When you ran the curl command:
curl -v localhost:4001/spiders/Esl/schedule
Crawly runs a spider ESL, Crawly looked for a Spider definition inside it and ran it through its crawler engine.
The crawl started by making requests to the URLs defined in the start_urls attribute of the spider's init, and called the default callback method parse_item
, passing the response object as an argument.
In the parse callback, we loop:
- Look through all pagination the elements using a Floki Selector and extract absolute URLs to follow. URLS are converted into Requests, using
Crawly.Utils.request_from_url()
function - Extract item(s) (items are defined in separate modules, and this part will be covered later on)

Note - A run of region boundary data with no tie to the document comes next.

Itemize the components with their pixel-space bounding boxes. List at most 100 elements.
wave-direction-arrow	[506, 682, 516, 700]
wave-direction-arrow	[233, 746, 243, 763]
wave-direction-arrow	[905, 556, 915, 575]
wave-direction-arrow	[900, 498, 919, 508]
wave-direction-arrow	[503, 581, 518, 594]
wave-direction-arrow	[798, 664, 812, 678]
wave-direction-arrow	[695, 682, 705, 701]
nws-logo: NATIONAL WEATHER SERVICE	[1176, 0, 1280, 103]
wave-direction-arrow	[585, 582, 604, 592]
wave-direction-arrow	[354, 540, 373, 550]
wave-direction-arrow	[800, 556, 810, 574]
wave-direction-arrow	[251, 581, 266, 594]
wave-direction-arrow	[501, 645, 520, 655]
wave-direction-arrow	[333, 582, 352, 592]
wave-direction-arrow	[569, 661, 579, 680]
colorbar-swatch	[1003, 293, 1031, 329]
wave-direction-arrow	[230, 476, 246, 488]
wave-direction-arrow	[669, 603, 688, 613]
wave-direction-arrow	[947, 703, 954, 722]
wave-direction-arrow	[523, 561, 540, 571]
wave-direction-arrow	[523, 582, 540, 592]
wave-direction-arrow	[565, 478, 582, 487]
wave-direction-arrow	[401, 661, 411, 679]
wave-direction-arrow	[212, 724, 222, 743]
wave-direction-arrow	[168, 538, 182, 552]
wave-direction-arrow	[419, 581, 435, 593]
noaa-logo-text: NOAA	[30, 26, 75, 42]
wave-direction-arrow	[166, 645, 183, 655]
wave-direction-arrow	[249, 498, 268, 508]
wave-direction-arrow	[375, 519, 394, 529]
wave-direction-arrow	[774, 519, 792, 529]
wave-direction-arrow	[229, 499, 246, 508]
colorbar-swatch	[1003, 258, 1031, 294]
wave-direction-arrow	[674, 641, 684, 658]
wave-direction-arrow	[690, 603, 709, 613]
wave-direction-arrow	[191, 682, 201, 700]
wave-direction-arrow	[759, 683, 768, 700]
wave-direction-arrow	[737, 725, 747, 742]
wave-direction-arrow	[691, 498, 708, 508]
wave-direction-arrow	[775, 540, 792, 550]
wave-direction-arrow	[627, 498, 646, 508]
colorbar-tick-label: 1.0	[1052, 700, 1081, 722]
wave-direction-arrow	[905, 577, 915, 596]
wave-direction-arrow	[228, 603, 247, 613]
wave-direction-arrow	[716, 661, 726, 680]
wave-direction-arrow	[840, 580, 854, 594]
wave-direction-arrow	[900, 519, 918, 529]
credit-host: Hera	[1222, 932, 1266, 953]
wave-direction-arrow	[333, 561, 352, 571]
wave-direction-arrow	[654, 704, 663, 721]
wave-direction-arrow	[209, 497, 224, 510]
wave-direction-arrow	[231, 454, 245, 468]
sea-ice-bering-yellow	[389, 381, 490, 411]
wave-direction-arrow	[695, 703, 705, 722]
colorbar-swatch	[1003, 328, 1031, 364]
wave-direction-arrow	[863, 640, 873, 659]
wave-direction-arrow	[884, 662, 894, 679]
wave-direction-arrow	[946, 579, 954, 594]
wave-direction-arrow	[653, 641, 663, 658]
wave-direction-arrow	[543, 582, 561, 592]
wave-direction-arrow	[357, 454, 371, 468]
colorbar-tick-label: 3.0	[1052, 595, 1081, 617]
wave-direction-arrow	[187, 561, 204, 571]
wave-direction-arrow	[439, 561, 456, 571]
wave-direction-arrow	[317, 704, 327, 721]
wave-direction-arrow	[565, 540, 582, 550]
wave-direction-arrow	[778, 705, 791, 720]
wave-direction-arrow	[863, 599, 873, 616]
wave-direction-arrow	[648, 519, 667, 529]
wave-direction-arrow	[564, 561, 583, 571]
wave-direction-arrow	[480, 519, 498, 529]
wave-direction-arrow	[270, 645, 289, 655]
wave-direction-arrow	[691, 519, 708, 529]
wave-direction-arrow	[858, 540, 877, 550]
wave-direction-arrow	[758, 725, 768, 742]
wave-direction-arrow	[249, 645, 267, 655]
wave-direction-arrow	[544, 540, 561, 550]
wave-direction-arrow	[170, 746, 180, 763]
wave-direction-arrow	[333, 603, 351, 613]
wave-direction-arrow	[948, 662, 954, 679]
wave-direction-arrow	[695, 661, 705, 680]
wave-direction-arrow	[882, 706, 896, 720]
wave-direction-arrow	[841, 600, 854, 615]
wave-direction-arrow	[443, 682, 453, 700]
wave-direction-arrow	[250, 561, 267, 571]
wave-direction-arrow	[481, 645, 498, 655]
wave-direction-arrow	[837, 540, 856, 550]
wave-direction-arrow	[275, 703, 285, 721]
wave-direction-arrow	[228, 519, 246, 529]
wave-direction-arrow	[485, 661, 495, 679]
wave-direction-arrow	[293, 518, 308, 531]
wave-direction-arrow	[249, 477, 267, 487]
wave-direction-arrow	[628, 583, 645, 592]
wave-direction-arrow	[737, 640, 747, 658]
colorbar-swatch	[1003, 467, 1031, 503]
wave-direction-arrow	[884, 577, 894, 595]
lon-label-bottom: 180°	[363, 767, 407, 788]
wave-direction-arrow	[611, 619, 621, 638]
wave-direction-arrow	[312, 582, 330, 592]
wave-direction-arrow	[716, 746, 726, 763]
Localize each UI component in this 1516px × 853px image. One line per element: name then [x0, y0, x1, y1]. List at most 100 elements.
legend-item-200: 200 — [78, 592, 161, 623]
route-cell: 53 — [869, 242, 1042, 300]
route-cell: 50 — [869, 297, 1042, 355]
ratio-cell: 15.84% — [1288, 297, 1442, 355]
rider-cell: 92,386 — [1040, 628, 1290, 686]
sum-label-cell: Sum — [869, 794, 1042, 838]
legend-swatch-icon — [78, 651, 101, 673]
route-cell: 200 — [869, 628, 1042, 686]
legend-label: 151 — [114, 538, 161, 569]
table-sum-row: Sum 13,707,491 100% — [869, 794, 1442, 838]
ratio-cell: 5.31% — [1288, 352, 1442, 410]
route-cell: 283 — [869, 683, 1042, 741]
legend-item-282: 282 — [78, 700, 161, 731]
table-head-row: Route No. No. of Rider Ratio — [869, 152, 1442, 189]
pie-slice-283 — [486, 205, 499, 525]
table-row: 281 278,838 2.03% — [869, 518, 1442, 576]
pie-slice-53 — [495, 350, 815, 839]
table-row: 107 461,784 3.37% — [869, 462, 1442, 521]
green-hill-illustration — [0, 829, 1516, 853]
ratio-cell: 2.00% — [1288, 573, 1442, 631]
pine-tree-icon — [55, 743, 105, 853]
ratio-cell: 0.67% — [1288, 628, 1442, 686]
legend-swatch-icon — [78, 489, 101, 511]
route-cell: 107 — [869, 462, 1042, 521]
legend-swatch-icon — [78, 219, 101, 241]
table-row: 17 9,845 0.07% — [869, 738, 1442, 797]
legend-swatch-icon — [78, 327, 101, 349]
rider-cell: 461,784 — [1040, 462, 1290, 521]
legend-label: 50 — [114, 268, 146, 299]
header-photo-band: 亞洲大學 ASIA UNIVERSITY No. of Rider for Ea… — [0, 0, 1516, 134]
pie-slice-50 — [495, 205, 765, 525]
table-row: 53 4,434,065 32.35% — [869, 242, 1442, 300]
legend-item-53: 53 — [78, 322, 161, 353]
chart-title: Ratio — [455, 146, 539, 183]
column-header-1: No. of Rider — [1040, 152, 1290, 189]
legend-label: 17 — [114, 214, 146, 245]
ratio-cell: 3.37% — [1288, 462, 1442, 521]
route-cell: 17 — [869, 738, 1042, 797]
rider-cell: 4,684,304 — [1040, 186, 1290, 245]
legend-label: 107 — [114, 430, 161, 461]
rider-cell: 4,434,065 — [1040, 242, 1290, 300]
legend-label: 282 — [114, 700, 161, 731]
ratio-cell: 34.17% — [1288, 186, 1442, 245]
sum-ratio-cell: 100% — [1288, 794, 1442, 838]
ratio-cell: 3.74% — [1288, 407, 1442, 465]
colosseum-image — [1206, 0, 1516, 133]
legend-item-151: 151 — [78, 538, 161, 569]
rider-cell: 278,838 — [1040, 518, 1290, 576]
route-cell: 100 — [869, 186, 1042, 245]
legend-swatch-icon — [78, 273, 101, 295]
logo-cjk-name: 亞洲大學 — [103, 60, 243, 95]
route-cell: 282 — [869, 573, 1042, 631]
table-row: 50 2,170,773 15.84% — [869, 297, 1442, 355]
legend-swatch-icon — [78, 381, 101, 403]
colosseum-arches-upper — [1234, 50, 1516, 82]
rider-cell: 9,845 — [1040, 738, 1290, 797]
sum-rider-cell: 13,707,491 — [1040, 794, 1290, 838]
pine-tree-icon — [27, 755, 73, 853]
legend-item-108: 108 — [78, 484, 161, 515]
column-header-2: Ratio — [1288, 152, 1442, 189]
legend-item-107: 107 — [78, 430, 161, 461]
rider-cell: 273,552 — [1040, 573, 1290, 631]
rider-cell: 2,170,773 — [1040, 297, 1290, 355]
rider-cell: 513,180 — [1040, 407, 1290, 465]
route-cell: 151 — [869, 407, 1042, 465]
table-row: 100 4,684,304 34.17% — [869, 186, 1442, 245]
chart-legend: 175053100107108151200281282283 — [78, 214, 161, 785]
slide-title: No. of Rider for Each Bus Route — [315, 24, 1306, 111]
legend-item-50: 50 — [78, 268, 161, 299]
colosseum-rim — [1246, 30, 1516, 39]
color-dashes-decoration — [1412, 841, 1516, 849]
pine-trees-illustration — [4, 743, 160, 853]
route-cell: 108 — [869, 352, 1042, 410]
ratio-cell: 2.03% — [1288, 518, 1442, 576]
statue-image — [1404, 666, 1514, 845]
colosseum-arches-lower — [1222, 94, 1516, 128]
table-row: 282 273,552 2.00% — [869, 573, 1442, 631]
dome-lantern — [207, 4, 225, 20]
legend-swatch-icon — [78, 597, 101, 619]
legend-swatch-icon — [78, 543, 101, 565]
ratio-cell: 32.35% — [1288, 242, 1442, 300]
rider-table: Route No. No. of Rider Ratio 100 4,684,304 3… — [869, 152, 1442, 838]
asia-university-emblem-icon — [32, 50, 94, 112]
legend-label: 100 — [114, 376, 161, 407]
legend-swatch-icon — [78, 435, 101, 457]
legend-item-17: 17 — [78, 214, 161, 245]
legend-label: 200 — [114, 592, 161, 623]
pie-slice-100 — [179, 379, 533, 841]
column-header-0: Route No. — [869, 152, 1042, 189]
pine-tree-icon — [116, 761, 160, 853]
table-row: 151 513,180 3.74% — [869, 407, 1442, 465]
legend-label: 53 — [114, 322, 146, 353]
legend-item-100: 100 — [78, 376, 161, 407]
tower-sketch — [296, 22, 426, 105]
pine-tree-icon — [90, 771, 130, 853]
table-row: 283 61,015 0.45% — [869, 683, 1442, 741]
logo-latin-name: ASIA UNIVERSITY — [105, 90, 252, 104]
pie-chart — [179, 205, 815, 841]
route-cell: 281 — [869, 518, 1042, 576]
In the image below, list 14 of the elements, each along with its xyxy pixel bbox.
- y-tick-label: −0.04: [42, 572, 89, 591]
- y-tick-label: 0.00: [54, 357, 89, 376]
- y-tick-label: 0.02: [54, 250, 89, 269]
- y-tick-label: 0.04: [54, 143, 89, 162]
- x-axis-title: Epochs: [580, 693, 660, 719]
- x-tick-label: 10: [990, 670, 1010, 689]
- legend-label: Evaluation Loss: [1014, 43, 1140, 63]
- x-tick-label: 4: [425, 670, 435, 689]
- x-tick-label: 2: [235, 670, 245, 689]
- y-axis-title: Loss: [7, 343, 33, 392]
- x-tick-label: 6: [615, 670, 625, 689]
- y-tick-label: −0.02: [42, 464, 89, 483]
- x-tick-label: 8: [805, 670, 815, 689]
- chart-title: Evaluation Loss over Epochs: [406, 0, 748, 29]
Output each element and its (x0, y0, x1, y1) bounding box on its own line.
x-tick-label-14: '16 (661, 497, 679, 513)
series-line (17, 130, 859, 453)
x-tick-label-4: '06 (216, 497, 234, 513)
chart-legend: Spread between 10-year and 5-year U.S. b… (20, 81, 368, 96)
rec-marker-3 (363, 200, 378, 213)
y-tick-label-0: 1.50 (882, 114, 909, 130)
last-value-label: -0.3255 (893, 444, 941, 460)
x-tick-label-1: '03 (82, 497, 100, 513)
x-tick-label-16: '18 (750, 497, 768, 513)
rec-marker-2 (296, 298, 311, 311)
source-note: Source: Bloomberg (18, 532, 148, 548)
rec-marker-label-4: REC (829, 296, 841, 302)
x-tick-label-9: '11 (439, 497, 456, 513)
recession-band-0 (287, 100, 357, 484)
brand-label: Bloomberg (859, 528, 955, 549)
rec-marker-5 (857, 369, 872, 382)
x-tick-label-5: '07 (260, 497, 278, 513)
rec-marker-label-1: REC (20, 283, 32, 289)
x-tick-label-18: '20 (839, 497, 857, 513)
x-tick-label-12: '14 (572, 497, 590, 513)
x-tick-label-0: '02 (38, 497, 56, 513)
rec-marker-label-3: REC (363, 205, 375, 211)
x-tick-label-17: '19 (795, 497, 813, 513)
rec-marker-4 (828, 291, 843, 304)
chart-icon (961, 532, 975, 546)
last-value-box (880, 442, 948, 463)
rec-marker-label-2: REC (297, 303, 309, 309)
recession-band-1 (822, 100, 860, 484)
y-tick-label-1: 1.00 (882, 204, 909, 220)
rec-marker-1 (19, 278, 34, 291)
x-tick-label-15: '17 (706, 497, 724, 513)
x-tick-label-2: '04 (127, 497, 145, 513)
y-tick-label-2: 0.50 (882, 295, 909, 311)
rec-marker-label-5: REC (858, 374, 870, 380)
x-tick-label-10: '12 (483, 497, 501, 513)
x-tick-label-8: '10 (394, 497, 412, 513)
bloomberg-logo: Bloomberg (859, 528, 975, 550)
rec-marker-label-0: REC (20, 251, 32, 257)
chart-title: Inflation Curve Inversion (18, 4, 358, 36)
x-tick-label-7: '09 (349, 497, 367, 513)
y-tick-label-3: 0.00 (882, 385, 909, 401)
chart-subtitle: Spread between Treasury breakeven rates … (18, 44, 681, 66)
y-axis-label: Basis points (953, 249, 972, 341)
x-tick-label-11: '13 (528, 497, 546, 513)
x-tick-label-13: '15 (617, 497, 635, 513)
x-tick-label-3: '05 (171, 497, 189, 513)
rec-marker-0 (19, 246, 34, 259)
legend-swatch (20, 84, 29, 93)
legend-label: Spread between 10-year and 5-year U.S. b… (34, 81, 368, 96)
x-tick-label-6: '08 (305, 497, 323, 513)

- Return a Crawly.ParsedItem structure which is containing new requests to follow and items extracted from the given page, all following requests are going to be processed by the same
parse_item
function.
Crawly is fully asynchronous. Once the requests are scheduled, they are picked up by separate workers and are executed in parallel. This also means that other requests can keep going even if some request fails or an error happens while handling it.
While this enables you to do very fast crawls (sending multiple concurrent requests at the same time, in a fault-tolerant way) Crawly also gives you control over the politeness of the crawl through a few settings. You can do things like setting a download delay between each request, limiting the amount of concurrent requests per domain or respecting robots.txt rules
This is using JSON export to generate the JSON lines file, but you can easily extend it to change the export format (XML or CSV, for example).
What else?
You’ve seen how to extract and store items from a website using Crawly, but this is just a basic example. Crawly provides a lot of powerful features for making scraping easy and efficient, such as:
- Flexible request spoofing (for example user-agents rotation, cookies management (this feature is planned.))
- Items validation, using pipelines approach.
- Filtering already seen requests and items.
- Filter out all requests which targeted at other domains.
- Robots.txt enforcement.
- Concurrency control.
- HTTP API for controlling crawlers.
- Interactive console, which allows you to create and debug spiders more easily.